Turning Stem Cell Lemons into Lemonade

Posted by Jesse Reynolds April 16, 2007
Biopolitical Times
In recent years, I've tracked a change in the publicly-stated justifications for research cloning made by advocates and scientists. The practice was originally touted as a way to make patient-specific stem cell lines in order to avoid immune system rejection. In the last two or three years, the stated reasoning has evolved to cite its potential to create disease-specific stem cell lines in order to simply study diseases. Are we now witnessing a similar shift in justifications in run-of-the-mill embryonic stem cell research?

The top story in today's San Francisco Chronicle describes new research in amyotrophic lateral sclerosis (ALS) indicates that the replacement of degenerated cells with new cells from stem cells will not address the cause of the damage to the tissue. Because it would treat a manifestation but not the root of the disease, such cellular therapy may be a dead end.

But according the article's author, headline writer ("Stem Cell Research Opens New Doors"), and presumably, the researchers, this doesn't decrease the imperative for embryonic stem cell research:
One argument for stem cell research is that it might generate fresh replacement cells for those destroyed by such horrific diseases as ALS, the paralyzing nervous system disorder popularly known as Lou Gehrig's disease.

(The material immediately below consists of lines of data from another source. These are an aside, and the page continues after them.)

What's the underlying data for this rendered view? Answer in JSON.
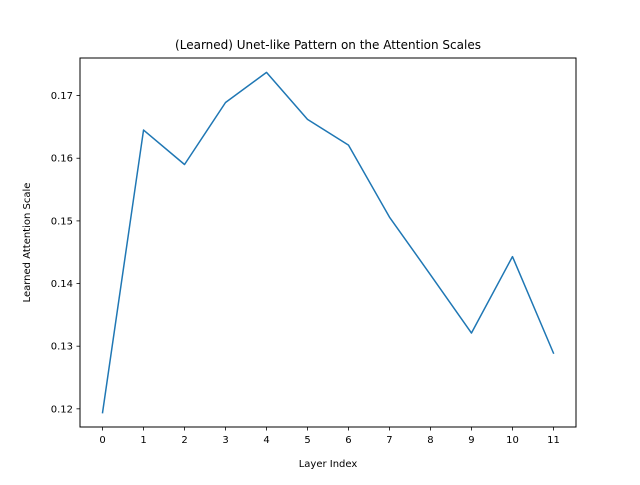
{
  "chart_data": {
    "type": "line",
    "title": "(Learned) Unet-like Pattern on the Attention Scales",
    "xlabel": "Layer Index",
    "ylabel": "Learned Attention Scale",
    "x": [
      0,
      1,
      2,
      3,
      4,
      5,
      6,
      7,
      8,
      9,
      10,
      11
    ],
    "series": [
      {
        "values": [
          0.1194,
          0.1645,
          0.159,
          0.1689,
          0.1737,
          0.1662,
          0.1621,
          0.1506,
          0.1414,
          0.1321,
          0.1443,
          0.1289
        ],
        "color": "#1f77b4"
      }
    ],
    "xlim": [
      -0.55,
      11.55
    ],
    "ylim": [
      0.1171,
      0.176
    ],
    "xticks": [
      "0",
      "1",
      "2",
      "3",
      "4",
      "5",
      "6",
      "7",
      "8",
      "9",
      "10",
      "11"
    ],
    "yticks": [
      "0.12",
      "0.13",
      "0.14",
      "0.15",
      "0.16",
      "0.17"
    ],
    "grid": false,
    "legend": "none"
  }
}
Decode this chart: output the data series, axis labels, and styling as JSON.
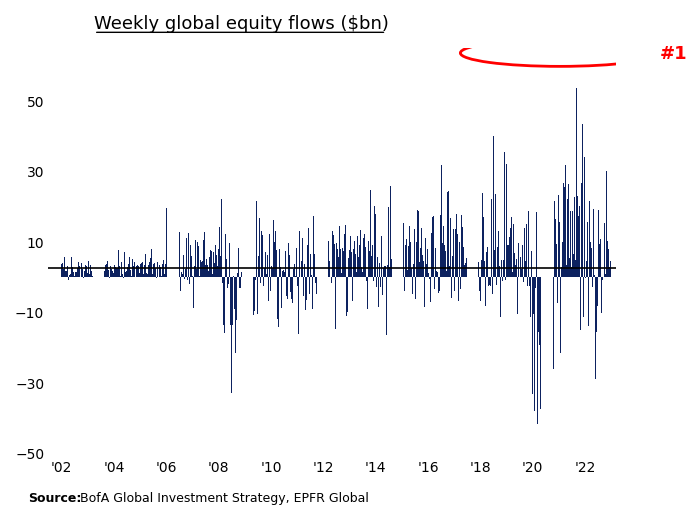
{
  "title": "Weekly global equity flows ($bn)",
  "source_bold": "Source:",
  "source_text": "BofA Global Investment Strategy, EPFR Global",
  "bar_color": "#0d2260",
  "zero_line_color": "#000000",
  "annotation_text": "#1",
  "annotation_color": "#ff0000",
  "ylim": [
    -50,
    65
  ],
  "yticks": [
    -50,
    -30,
    -10,
    10,
    30,
    50
  ],
  "xtick_positions": [
    2002,
    2004,
    2006,
    2008,
    2010,
    2012,
    2014,
    2016,
    2018,
    2020,
    2022
  ],
  "xtick_labels": [
    "'02",
    "'04",
    "'06",
    "'08",
    "'10",
    "'12",
    "'14",
    "'16",
    "'18",
    "'20",
    "'22"
  ],
  "title_fontsize": 13,
  "source_fontsize": 9,
  "background_color": "#ffffff",
  "zero_line_y": 2.5,
  "xlim": [
    2001.5,
    2023.2
  ]
}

The latest research suggests those predictions might be unrealistic: Replacing cells that die off in a disease still leaves open the question of why the cells died in the first place, which is the critical issue in any autoimmune disease, or degenerative diseases such as Alzheimer's or Parkinson's.

The findings may be the most dramatic example yet of the idea that stem cells are more valuable as a "disease model" -- used to study disease -- rather than a simple source of replacement parts....

Cell replacement therapy may never happen. But stem cell biologists insist it's hardly a failure if they ultimately achieve success along a different pathway.
One prominent researcher even uses the opportunity to plug research cloning, also known as somatic cell nuclear transfer:
We need to learn more about the mechanisms of these neurodegenerative diseases. This underscores why we're so excited about somatic cell nuclear transfer, which will allow us to make disease-specific cell lines.
I don't mean to imply that embryonic stem cell research and research cloning don't hold potential for reducing human suffering. But it's critical that science policy be informed by science. Thus, how scientists communicate the potential of a controversial technique must be realistic, clear, and honest.